Beauty of Rum approach is that you can combine multiple mixins inside single component and you can use completely different classes around the tree. You can have top-level reactive
component, couple of nested static
ones, then a component which updates every second, and inside it a cursored
one. Decomplected, powerful, simple.
Rum defines classes and components. Internally they are React’s classes and components.
Each component in Rum has state associated with it. State is just a CLJS map with:
:rum/react-component
— link to React component/element object:rum/id
— unique component id- everything mixins are using for they internal bookkeeping
- anything your own code put here
Reference to current state is stored as volatile!
boxed value at props[":rum/state"]
.
Effectively state is mutable, but components do not change volatile reference directly,
instead all lifecycle functions accept and return state value.
Classes define component behavior, including render function. Class is built from multiple mixins.

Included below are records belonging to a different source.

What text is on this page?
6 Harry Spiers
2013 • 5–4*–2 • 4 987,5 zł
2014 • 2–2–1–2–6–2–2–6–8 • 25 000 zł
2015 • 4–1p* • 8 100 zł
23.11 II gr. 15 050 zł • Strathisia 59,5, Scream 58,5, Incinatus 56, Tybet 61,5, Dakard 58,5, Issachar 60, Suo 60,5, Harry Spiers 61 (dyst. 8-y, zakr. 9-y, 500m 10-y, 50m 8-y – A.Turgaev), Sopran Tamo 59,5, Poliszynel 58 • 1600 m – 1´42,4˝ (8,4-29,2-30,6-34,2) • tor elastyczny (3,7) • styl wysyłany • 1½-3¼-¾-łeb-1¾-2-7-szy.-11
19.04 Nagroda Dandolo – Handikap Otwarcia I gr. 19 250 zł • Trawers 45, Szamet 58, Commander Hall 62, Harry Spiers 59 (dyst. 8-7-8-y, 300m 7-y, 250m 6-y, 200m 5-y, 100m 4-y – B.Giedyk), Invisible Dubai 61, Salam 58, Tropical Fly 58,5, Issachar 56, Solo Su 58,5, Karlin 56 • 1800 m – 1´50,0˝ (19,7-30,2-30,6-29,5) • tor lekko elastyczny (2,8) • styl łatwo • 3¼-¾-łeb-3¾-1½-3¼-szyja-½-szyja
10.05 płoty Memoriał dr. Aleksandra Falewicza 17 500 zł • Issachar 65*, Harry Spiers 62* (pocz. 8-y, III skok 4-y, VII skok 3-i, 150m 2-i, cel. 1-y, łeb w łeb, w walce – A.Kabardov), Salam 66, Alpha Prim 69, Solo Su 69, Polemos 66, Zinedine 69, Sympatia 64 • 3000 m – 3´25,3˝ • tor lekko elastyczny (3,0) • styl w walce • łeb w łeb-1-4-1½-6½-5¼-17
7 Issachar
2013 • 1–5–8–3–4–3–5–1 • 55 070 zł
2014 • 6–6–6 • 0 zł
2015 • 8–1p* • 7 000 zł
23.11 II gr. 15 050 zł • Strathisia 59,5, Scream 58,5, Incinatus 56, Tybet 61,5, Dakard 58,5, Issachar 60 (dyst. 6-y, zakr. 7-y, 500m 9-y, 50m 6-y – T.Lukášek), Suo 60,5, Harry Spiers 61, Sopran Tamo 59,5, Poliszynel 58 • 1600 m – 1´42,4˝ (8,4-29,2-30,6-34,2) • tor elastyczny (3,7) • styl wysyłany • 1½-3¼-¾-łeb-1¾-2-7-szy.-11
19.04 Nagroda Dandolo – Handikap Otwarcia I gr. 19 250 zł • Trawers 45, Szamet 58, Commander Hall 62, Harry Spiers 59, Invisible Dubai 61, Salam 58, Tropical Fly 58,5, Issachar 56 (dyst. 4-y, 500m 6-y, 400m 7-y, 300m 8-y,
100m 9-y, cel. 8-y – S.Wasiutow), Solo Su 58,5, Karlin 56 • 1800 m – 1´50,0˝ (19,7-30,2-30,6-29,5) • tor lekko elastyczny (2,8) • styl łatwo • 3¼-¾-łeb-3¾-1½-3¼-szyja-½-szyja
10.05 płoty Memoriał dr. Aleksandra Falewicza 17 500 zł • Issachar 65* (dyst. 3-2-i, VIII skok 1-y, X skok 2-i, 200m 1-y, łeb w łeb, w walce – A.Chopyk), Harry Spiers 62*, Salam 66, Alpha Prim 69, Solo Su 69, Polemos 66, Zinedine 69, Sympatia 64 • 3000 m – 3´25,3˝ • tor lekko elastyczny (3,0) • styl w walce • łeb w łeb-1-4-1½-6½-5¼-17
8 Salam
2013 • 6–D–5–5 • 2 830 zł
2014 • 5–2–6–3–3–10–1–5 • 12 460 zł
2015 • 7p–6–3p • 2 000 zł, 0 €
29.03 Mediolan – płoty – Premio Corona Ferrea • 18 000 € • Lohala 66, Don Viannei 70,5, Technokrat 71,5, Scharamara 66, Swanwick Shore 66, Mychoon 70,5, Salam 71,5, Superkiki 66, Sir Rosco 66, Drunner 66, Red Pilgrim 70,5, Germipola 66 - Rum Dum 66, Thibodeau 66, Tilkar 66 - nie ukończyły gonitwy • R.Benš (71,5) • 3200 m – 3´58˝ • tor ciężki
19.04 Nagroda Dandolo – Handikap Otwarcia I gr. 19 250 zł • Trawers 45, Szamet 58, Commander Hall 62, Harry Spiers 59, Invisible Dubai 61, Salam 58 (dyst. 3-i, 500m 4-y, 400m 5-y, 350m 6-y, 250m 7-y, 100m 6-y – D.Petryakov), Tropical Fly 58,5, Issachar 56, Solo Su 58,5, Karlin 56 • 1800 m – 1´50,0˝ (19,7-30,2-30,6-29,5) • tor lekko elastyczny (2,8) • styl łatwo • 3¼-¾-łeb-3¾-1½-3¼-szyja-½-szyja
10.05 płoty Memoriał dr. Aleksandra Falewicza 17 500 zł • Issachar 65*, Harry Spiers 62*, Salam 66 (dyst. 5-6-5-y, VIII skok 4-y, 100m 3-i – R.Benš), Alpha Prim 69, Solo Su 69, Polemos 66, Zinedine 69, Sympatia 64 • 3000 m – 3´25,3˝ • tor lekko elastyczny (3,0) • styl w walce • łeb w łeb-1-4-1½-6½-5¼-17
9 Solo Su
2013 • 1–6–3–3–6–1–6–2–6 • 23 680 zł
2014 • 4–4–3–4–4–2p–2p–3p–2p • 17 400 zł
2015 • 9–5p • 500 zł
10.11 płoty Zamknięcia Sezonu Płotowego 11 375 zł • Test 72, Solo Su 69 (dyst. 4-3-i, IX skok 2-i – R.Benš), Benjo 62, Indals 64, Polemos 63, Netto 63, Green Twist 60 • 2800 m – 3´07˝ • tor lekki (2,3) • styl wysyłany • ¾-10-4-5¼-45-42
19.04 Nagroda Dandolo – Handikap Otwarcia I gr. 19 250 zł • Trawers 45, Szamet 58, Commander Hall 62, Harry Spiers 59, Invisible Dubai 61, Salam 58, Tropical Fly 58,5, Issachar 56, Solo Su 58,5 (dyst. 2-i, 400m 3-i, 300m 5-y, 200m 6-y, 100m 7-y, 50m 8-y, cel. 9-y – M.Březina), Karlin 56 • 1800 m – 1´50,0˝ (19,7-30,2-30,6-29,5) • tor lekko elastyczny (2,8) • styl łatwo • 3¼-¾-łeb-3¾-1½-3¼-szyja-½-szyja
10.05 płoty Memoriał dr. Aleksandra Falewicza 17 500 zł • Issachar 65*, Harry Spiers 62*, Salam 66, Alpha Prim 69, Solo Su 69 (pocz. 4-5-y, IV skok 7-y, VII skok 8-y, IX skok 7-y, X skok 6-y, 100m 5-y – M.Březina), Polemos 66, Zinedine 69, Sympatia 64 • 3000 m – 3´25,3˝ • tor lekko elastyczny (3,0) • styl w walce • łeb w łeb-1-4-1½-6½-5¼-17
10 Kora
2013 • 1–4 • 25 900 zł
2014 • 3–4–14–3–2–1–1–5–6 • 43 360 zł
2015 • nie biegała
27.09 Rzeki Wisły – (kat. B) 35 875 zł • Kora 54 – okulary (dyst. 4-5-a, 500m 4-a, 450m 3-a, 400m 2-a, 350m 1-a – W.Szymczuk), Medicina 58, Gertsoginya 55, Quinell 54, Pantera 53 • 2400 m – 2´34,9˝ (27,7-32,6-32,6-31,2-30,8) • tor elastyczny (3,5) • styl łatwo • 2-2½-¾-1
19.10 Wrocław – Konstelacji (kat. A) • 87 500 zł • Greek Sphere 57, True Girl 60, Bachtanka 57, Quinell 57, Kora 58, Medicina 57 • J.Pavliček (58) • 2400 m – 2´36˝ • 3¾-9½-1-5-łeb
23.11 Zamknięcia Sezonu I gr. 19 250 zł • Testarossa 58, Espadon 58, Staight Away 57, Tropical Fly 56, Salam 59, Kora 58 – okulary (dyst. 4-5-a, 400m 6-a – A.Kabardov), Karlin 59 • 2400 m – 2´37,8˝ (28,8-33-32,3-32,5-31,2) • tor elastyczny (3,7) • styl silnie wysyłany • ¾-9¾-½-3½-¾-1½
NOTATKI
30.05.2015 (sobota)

Mixins are basic building blocks for designing new components behaviors in Rum. Each mixin is just a map of one or more of following functions:
{ :init ;; state, props ⇒ state
:will-mount ;; state ⇒ state
:did-mount ;; state ⇒ state
:transfer-state ;; old-state, state ⇒ state
:should-update ;; old-state, state ⇒ boolean
:render ;; state ⇒ [pseudo-dom state]
:wrap-render ;; render-fn ⇒ render-fn
:will-unmount ;; state ⇒ state }
Imagine a class built from N mixins. When lifecycle event happens in React (e.g. componentDidMount
), all :did-mount
functions from first mixin to last will be invoked one after another, threading current state value through them. State returned from last :did-mount
mixin will be stored in volatile state reference by Rum.
Rendering is modeled differently. There must be single :render
function that accepts state and return 2-vector of dom and new state. If mixin wants to modify render behavior, it should provide :wrap-render
fn that accepts render function and returns modified render function (similar to ring middlewares). :wrap-render
fns are applied from left to right, e.g. original :render
is first passed to first :wrap-render
function, result is then passed to second one and so on.
Sample mixin that forces re-render every second:
(def autorefresh-mixin {
:did-mount (fn [state]
(let [comp (:rum/react-component state)
callback #(rum/request-render comp)
interval (js/setInterval callback 1000)]
(assoc state ::interval interval)))
:will-unmount (fn [state]
(js/clearInterval (::interval state)))})
(rum/defc autorefresh-mixin timer []
[:div.timer (.toISOString (js/Date.))])
Imagine you have simple render function:
(defn render-label [text]
(sablono.core/html
[:div.label text]))
To convert it to React component, you create a mixin:
(def label-mixin {
{:render (fn [state]
[(render-label (:text state)) state])}})
Then you build React class from this single mixin:
(def label-class (rum/build-class label-mixin))
And define simple wrapper that creates React element from that class:
(defn label-ctor [text]
(rum/element label-class {:text text}))
Finally, you call ctor to get instance of element and mount it somewhere on a page:
(rum/mount (label-ctor "Hello") (.-body js/document))
This is a detailed breakdown of what happens inside of Rum. By using rum/component
, everything can be simplified to a much more compact code:
(let [ctor (rum/component render-label)]
(rum/mount (ctor "Hello") (.-body js/document)))
Or, with a macro:
(rum/defc label [text]
[:div.label text])
(rum/mount (label "Hello") (.-body js/document))
Rum was build on inspiration from Quiescent, Om and Reagent.
All heavy lifting done by React and ClojureScript.
Copyright © 2014 Nikita Prokopov
Licensed under Eclipse Public License (see LICENSE).